Part 1: ${\rm span \hspace{3pt}} B={\bf P}$.

We need to prove that every element of ${\bf P}$ is a linear combination of the elements of $B$.

Given $p \in P$, find the coefficients of $v_0,\ldots,v_n,\ldots$, that give $p$. How?

Recall, $p$ is a polynomial $$p(x)=a_0+a_1x+a_2x^2+\ldots+a_nx^n,$$ so we rewrite: $$p=a_0v_0+a_1v_1+a_2v_2+\ldots+a_nv_n.$$

Then $a_0,\ldots,a-N$ are the coefficients.

Part 2: $B$ is linearly independent.

Suppose it is not, then there are $c_0,\ldots,c_n$ and $v_0,\ldots,v_n$ so that $c_0v_0+\ldots+c_nv_n=0$ ($0$ is a vector here) and not all $c_0,\ldots,c_n$ are zero.
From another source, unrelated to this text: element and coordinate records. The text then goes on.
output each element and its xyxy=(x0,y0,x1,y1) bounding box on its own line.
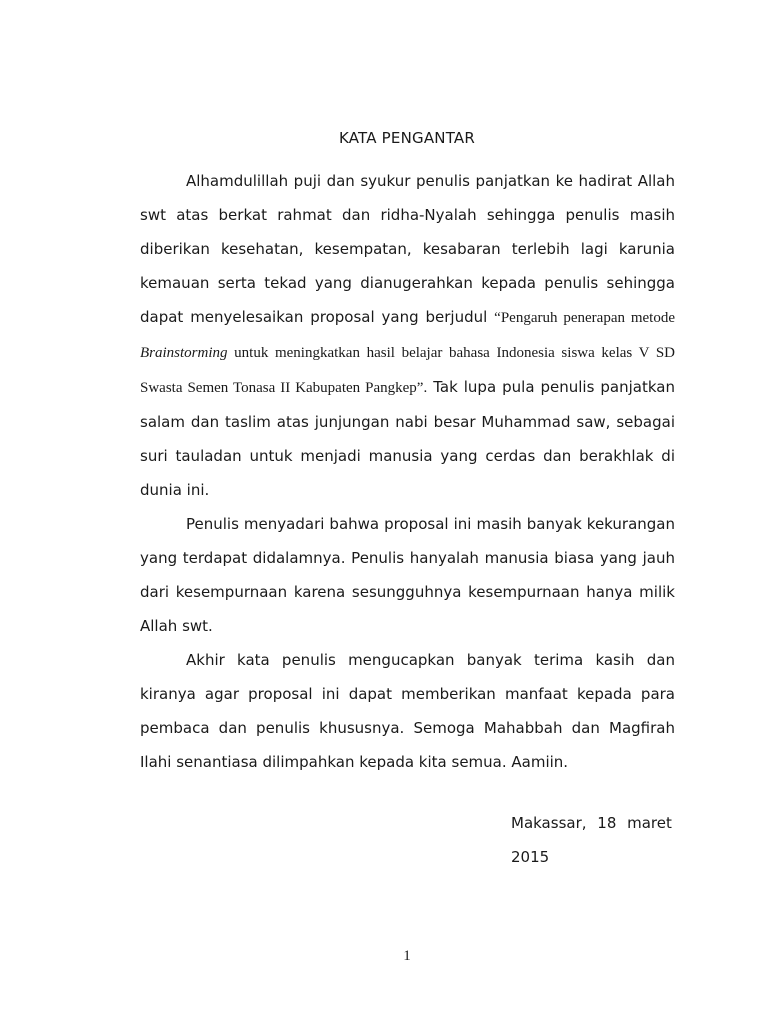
proposal-title-part-2: untuk meningkatkan hasil belajar bahasa Indonesia siswa kelas V SD Swasta Semen Tonasa II Kabupaten Pangkep xyxy=(140,345,675,396)
signature-block xyxy=(511,806,676,874)
page-title: KATA PENGANTAR xyxy=(338,129,476,147)
signature-place-date: Makassar, 18 maret xyxy=(511,814,672,832)
proposal-title-close-quote: ”. xyxy=(416,380,428,396)
page-number: 1 xyxy=(403,948,411,964)
paragraph-1-text-continued: Tak lupa pula penulis panjatkan salam dan taslim atas junjungan nabi besar Muhammad saw, sebagai suri tauladan untuk menjadi manusia yang cerdas dan berakhlak di dunia ini. xyxy=(140,378,675,499)
paragraph-1-text: Alhamdulillah puji dan syukur penulis panjatkan ke hadirat Allah swt atas berkat rahmat dan ridha-Nyalah sehingga penulis masih diberikan kesehatan, kesempatan, kesabaran terlebih lagi karunia kemauan serta tekad yang dianugerahkan kepada penulis sehingga dapat menyelesaikan proposal yang berjudul xyxy=(140,172,675,326)
proposal-title-open-quote: “ xyxy=(494,310,501,326)
paragraph-3: Akhir kata penulis mengucapkan banyak terima kasih dan kiranya agar proposal ini dapat memberikan manfaat kepada para pembaca dan penulis khususnya. Semoga Mahabbah dan Magfirah Ilahi senantiasa dilimpahkan kepada kita semua. Aamiin. xyxy=(140,651,675,771)
proposal-title-part-1: Pengaruh penerapan metode xyxy=(500,310,675,326)
signature-year: 2015 xyxy=(511,848,550,866)
paragraph-2: Penulis menyadari bahwa proposal ini masih banyak kekurangan yang terdapat didalamnya. Penulis hanyalah manusia biasa yang jauh dari kesempurnaan karena sesungguhnya kesempurnaan hanya milik Allah swt. xyxy=(140,515,675,635)
proposal-title-italic: Brainstorming xyxy=(140,345,228,361)
body-text xyxy=(140,164,675,779)
paragraph-1 xyxy=(140,164,675,507)
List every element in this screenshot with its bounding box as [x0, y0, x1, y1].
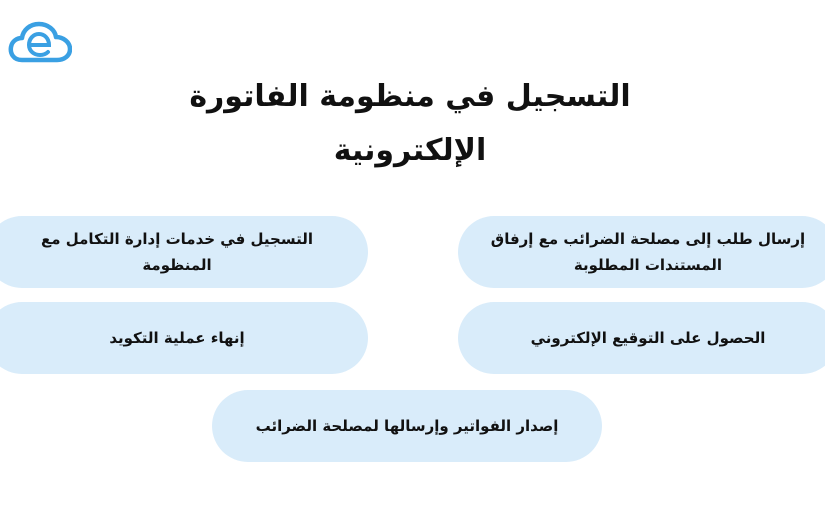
cloud-e-logo-icon — [8, 20, 72, 64]
step-label: إصدار الفواتير وإرسالها لمصلحة الضرائب — [255, 417, 559, 435]
step-label: إنهاء عملية التكويد — [109, 329, 245, 347]
title-line-2: الإلكترونية — [333, 133, 487, 168]
step-get-e-signature — [458, 302, 825, 374]
step-register-integration — [0, 216, 368, 288]
step-send-request — [458, 216, 825, 288]
step-issue-invoices — [212, 390, 602, 462]
title-line-1: التسجيل في منظومة الفاتورة — [189, 79, 631, 114]
step-finish-coding — [0, 302, 368, 374]
page-title — [110, 70, 710, 178]
step-label: إرسال طلب إلى مصلحة الضرائب مع إرفاق المستندات المطلوبة — [490, 230, 806, 274]
step-label: الحصول على التوقيع الإلكتروني — [530, 329, 766, 347]
step-label: التسجيل في خدمات إدارة التكامل مع المنظومة — [41, 230, 313, 274]
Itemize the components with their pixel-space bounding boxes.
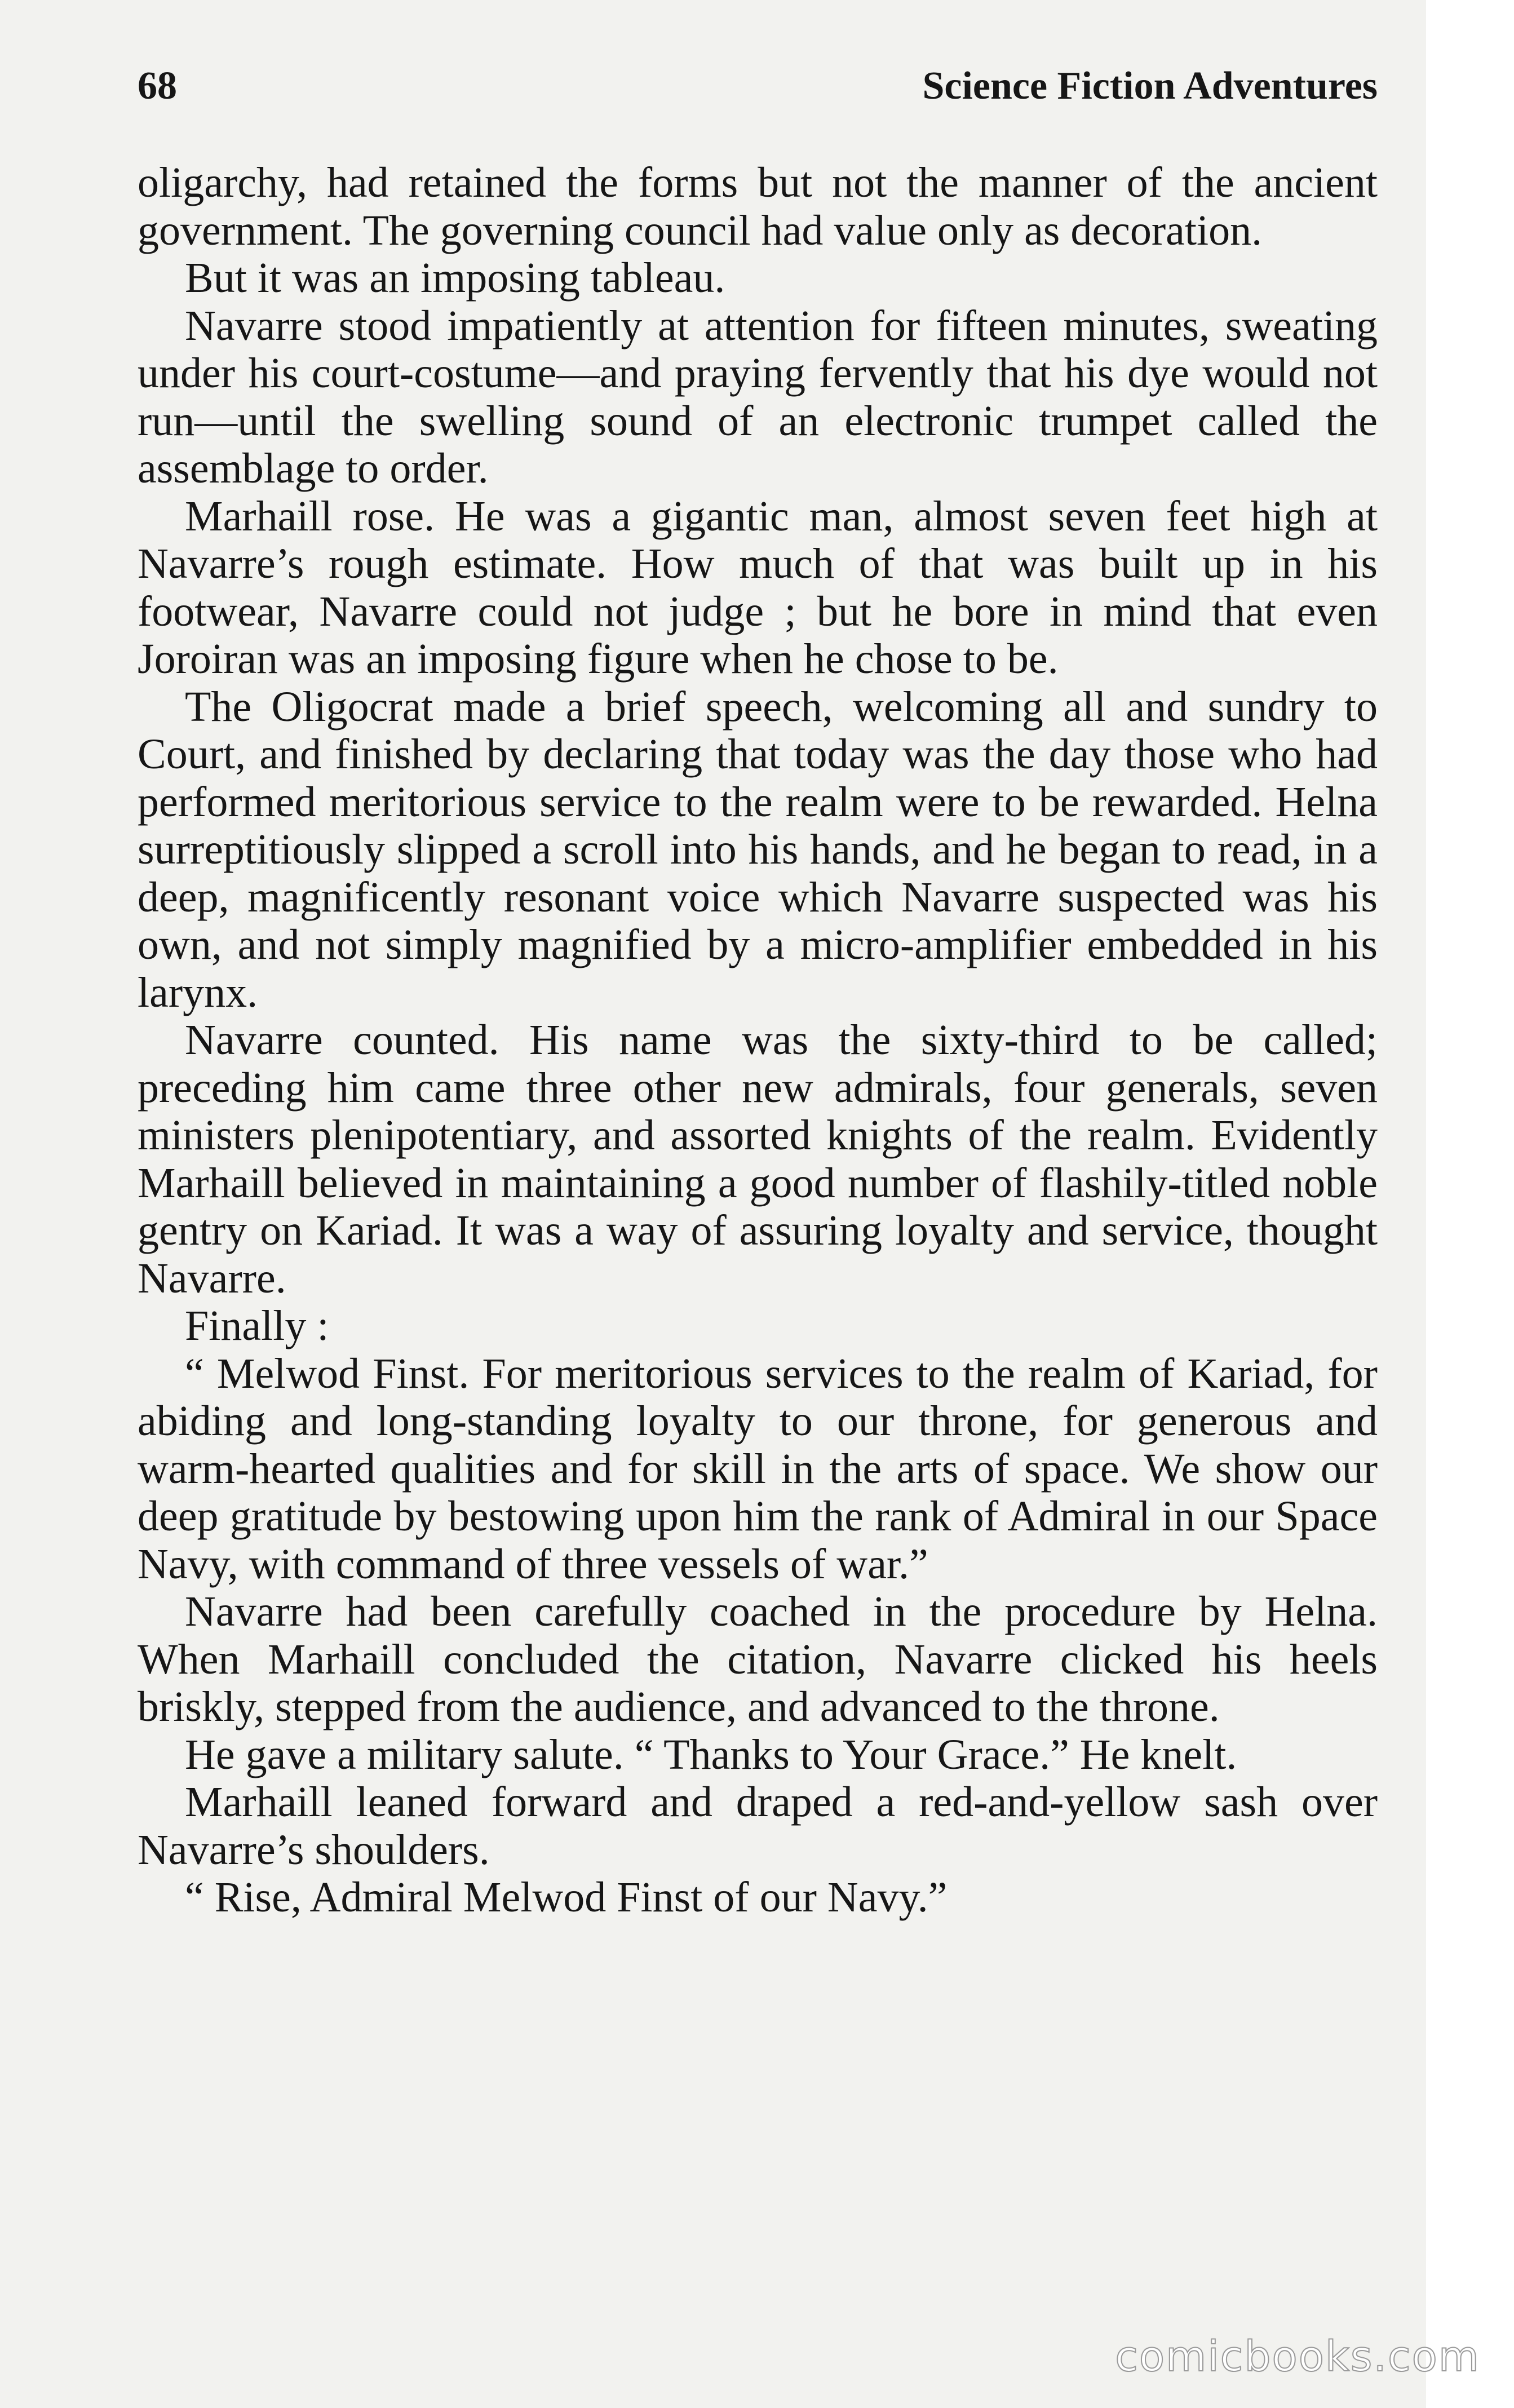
body-text xyxy=(138,159,1378,1922)
page-number: 68 xyxy=(138,64,177,108)
paragraph: Marhaill rose. He was a gigantic man, almost seven feet high at Navarre’s rough estimate. How much of that was built up in his footwear, Navarre could not judge ; but he bore in mind that even Joroiran was an imposing figure when he chose to be. xyxy=(138,492,1378,683)
page-header xyxy=(138,64,1378,129)
watermark: comicbooks.com xyxy=(1115,2332,1480,2381)
paragraph: Finally : xyxy=(185,1302,329,1349)
paragraph: He gave a military salute. “ Thanks to Your Grace.” He knelt. xyxy=(185,1730,1237,1778)
scan-margin xyxy=(1426,0,1514,2408)
paragraph: Navarre counted. His name was the sixty-third to be called; preceding him came three other new admirals, four generals, seven ministers plenipotentiary, and assorted knights of the realm. Evidently Marhaill believed in maintaining a good number of flashily-titled noble gentry on Kariad. It was a way of assuring loyalty and service, thought Navarre. xyxy=(138,1016,1378,1302)
paragraph: Navarre stood impatiently at attention for fifteen minutes, sweating under his court-costume—and praying fervently that his dye would not run—until the swelling sound of an electronic trumpet called the assemblage to order. xyxy=(138,302,1378,492)
paragraph: The Oligocrat made a brief speech, welcoming all and sundry to Court, and finished by declaring that today was the day those who had performed meritorious service to the realm were to be rewarded. Helna surreptitiously slipped a scroll into his hands, and he began to read, in a deep, magnificently resonant voice which Navarre suspected was his own, and not simply magnified by a micro-amplifier embedded in his larynx. xyxy=(138,683,1378,1016)
paragraph: “ Melwod Finst. For meritorious services to the realm of Kariad, for abiding and long-standing loyalty to our throne, for generous and warm-hearted qualities and for skill in the arts of space. We show our deep gratitude by bestowing upon him the rank of Admiral in our Space Navy, with command of three vessels of war.” xyxy=(138,1349,1378,1588)
paragraph: Marhaill leaned forward and draped a red-and-yellow sash over Navarre’s shoulders. xyxy=(138,1778,1378,1874)
running-title: Science Fiction Adventures xyxy=(922,64,1378,108)
paragraph: oligarchy, had retained the forms but not the manner of the ancient government. The governing council had value only as decoration. xyxy=(138,159,1378,254)
paragraph: “ Rise, Admiral Melwod Finst of our Navy.” xyxy=(185,1874,948,1921)
paragraph: Navarre had been carefully coached in the procedure by Helna. When Marhaill concluded the citation, Navarre clicked his heels briskly, stepped from the audience, and advanced to the throne. xyxy=(138,1588,1378,1730)
paragraph: But it was an imposing tableau. xyxy=(185,254,725,302)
Rewrite

$$\begin{array}{} c_0\cdot 1 + c_1 \cdot x + \ldots + c_n x^n &= 0 \in {\bf P} \\ &= 0 \cdot 1 + 0 \cdot x + 0 \cdot x^2 + \ldots + 0 \cdot x^n = 0 \\ \end{array}$$

So, by lemma, $c_0=0, c_1=0, \ldots, c_n=0$. That's a contradiction!

Homework: Prove the set of all rotations of the $xy$-plane,around $0$, is closed under compositions.

$R_{\alpha}(A)=B$

How? Show that $R_{\beta}R_{\alpha}$ is $R_{\gamma}$ for some $\gamma$. Recognize from the picture $\gamma = \alpha + \beta$.

Next, find the matrix of $R_{\alpha},R_{\beta}$, multiply, show that this is $R_{\alpha+\beta}$. Use trigonometry, ${\rm sin}/{\rm cos}$ of sums.

How about without trigonometry? Recall: $A=(x,y) \in {\bf R}^2$ and $B=R_{\alpha} \left[ \begin{array}{} x \\ y \end{array} \right]$, then $R_{\alpha}$ is a $2 \times 2$ matrix?

What other representations? Polar coordinates!

$A=(r, \theta)$,

$$\begin{array}{} R_{\alpha}(r, \theta) &= (r,\theta+\alpha) \\ R_{\beta}(s, \varphi) &= (s, \varphi + \beta) \end{array}$$

Then $$\begin{array}{} R_{\beta}R_{\alpha}(r,\theta) &= R_{\beta}(r,\theta+\alpha) \\ &= (r,\theta+\alpha+\beta) \\ &= R_{\alpha+\beta}(r,\theta). \end{array}$$

Question: Why don't we use polar coordinates for linear algebra?

With respect to polar coordinates, ${\bf R}^2$ should have a basis:

maybe . No. Can't work, why?

Some of the axioms fail? Reason is $\theta$ is periodic.